I got Joseph, younger of the Chan bros who practiced since they were v young. He's of a simliar age and level as I am, but obviously practices more regular than I was. My rusty kendo let him won a clean 2:0. The rest of the teammates followed suit, and we ended up with 9:0 after a no-show for Takahashi-san's match. I guess at that point we were so not-concerned about winning or even fighting, and just simply lost the momentum with Takahashi-san's injury.

Team bronze (left to right) - Horiguchi, Takahashi, Noyori, Jenny, Pik
BTW that's designer dojo jacket, designed by ours truly.

This medal has the best design of what I kept so far. The hosting dojo, Sekishinkan, must have had it made in Japan.

Now I'm back in weekly practice, but planning to get more often because a) the Asian Tournament is coming, and b) I got free time after finishing more freelance work, and c) I passed the bike exam, waiting for my Learner's license to be issued. My wrist is healing 95% with only mild pain left.

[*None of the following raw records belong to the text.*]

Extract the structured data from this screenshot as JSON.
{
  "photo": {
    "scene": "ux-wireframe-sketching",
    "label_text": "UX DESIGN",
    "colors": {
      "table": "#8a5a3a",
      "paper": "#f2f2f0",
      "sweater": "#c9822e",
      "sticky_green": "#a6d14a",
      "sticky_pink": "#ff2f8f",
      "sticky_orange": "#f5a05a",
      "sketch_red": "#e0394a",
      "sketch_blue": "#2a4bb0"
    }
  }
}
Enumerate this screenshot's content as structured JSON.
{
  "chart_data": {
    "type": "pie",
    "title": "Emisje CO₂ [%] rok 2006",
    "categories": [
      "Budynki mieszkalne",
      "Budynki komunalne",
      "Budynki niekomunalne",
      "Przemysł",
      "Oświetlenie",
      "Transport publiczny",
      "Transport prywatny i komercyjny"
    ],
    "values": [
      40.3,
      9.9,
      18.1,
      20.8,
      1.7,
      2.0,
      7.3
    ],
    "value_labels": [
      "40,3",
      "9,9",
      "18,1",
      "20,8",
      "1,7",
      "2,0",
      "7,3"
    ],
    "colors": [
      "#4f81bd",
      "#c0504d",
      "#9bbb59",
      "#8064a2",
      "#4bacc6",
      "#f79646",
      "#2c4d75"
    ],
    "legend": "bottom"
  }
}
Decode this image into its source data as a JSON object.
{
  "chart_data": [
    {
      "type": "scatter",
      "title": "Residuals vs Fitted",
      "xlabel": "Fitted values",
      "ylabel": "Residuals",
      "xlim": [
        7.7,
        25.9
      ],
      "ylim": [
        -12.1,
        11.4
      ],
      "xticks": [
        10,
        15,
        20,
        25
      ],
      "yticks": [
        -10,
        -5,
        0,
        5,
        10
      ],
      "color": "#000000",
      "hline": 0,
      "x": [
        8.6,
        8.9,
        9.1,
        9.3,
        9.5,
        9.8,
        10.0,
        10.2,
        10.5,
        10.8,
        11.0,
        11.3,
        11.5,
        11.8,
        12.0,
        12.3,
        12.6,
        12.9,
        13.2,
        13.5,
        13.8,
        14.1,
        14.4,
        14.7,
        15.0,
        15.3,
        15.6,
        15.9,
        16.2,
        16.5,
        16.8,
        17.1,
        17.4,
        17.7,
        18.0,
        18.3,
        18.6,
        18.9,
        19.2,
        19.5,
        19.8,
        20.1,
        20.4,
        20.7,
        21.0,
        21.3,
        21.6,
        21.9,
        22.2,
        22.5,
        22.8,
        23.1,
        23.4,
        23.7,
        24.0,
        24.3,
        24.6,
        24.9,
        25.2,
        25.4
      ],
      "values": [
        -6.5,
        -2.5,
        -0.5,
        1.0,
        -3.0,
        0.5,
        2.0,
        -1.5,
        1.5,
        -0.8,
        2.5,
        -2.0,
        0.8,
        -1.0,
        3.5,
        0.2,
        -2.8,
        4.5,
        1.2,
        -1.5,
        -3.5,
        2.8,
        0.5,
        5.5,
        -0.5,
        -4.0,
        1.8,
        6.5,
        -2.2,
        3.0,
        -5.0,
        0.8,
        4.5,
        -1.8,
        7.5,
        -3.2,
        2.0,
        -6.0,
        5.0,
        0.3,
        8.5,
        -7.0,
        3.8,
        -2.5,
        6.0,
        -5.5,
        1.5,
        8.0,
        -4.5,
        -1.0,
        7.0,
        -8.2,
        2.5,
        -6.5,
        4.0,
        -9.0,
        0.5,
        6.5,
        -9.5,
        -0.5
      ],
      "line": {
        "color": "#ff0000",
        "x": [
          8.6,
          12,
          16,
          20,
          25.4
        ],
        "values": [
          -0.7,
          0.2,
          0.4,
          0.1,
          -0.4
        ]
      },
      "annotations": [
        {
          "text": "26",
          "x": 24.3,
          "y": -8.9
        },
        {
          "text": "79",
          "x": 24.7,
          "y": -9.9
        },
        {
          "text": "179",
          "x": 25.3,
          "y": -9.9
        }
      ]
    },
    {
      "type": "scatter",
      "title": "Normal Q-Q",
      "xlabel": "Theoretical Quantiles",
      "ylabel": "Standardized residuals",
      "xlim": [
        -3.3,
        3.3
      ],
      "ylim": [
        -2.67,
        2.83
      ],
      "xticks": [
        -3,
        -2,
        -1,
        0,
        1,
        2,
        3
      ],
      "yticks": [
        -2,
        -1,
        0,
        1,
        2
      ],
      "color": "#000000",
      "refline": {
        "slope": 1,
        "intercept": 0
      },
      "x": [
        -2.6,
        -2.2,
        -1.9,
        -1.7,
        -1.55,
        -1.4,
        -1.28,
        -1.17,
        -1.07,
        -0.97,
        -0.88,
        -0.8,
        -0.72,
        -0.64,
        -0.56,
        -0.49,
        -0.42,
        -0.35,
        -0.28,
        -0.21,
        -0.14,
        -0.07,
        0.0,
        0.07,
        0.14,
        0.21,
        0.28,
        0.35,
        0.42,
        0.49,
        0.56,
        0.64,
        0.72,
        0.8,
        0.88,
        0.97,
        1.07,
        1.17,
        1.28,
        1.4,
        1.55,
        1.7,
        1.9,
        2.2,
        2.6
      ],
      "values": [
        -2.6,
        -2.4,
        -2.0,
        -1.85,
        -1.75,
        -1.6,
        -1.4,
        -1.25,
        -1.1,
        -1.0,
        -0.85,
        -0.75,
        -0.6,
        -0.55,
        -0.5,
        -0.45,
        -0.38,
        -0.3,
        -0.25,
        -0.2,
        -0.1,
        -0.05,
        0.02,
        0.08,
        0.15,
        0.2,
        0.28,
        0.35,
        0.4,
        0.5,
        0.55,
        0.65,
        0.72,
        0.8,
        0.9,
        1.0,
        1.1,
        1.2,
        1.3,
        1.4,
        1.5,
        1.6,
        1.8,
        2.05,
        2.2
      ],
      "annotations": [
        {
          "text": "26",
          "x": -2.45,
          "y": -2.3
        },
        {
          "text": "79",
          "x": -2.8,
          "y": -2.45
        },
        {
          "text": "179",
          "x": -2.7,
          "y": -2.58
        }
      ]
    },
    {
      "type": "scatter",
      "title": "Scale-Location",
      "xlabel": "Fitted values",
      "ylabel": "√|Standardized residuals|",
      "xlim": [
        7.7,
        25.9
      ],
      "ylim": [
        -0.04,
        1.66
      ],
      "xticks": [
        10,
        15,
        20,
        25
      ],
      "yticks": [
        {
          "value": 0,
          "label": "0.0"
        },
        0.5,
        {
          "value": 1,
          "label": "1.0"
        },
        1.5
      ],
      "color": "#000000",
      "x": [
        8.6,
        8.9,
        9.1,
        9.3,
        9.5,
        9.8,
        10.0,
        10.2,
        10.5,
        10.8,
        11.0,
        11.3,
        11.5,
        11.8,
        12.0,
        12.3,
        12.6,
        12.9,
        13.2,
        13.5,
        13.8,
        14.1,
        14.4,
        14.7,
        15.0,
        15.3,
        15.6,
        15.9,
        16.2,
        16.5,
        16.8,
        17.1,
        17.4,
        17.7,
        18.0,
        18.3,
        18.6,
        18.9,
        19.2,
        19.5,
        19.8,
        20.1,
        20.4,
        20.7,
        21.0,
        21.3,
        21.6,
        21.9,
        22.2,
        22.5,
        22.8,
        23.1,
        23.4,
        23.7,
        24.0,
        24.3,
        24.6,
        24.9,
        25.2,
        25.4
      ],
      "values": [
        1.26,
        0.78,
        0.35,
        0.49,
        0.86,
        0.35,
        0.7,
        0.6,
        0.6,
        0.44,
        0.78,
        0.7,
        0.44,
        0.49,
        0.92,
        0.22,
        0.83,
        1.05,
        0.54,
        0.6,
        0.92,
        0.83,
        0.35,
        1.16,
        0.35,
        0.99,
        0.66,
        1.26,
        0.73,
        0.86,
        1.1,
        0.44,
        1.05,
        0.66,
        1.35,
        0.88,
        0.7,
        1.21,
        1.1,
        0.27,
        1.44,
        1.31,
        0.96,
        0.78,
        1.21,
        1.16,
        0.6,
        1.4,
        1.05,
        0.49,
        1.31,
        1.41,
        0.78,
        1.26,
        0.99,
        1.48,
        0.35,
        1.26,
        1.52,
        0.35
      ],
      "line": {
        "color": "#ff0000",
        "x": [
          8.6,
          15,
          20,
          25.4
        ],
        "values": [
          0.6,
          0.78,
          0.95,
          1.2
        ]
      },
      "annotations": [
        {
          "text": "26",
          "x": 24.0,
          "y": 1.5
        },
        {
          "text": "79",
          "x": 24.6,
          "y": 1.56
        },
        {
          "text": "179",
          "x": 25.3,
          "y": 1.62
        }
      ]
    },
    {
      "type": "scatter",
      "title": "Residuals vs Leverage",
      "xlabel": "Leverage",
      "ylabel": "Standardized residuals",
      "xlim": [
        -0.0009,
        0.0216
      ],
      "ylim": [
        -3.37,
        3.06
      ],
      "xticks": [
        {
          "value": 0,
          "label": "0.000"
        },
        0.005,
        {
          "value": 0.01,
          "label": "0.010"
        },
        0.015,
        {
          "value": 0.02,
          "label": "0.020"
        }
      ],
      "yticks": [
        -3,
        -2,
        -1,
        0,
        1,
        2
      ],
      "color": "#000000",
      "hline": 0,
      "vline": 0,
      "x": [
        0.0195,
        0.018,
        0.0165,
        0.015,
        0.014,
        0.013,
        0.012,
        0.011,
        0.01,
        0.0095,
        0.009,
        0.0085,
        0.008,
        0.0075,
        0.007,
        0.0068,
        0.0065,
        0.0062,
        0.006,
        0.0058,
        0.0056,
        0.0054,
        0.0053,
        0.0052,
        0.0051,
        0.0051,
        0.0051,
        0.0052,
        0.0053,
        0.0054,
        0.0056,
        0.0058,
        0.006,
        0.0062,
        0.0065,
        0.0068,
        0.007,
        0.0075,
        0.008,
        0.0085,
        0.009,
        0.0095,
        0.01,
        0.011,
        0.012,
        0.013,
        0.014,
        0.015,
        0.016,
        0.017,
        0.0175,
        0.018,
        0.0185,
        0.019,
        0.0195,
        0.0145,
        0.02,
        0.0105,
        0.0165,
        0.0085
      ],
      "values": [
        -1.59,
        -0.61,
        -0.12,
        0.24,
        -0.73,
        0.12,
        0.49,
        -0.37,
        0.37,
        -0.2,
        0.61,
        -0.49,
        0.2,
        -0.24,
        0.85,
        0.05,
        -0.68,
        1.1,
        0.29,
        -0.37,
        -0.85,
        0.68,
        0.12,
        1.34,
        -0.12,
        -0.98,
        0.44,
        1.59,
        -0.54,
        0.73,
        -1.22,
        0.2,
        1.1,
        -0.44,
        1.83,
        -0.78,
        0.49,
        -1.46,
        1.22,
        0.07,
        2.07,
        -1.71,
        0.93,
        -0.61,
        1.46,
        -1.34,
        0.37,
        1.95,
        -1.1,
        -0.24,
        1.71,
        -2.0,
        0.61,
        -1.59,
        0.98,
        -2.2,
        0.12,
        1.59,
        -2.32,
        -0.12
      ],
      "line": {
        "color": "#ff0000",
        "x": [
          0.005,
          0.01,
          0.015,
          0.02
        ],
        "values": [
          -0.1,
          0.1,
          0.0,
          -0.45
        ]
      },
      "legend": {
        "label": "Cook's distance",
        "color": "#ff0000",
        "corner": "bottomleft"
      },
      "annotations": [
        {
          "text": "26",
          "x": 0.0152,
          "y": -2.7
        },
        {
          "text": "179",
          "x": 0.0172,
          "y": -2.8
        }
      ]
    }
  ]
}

It did not feel right when I was the "weakest link" in my team, after losing 3 out of 4 matches. Some say that my opponents were also stronger of their team, but then I could have at least pull a draw. Simply enough, I was not in shape.

This Sun I even turned up at squad training at record-low temperature of 9 Celsius..! Made me feel less guilty of my performance. Sadly, the training has been minimized into 15-min of kihon and then 30-min of long-queue shiai-keiko, finished by 30-min of jigeiko. All very different from when I left the squad.

Hope that I can get back in shape in time for the Asian Tournament, which is only 3 weeks away!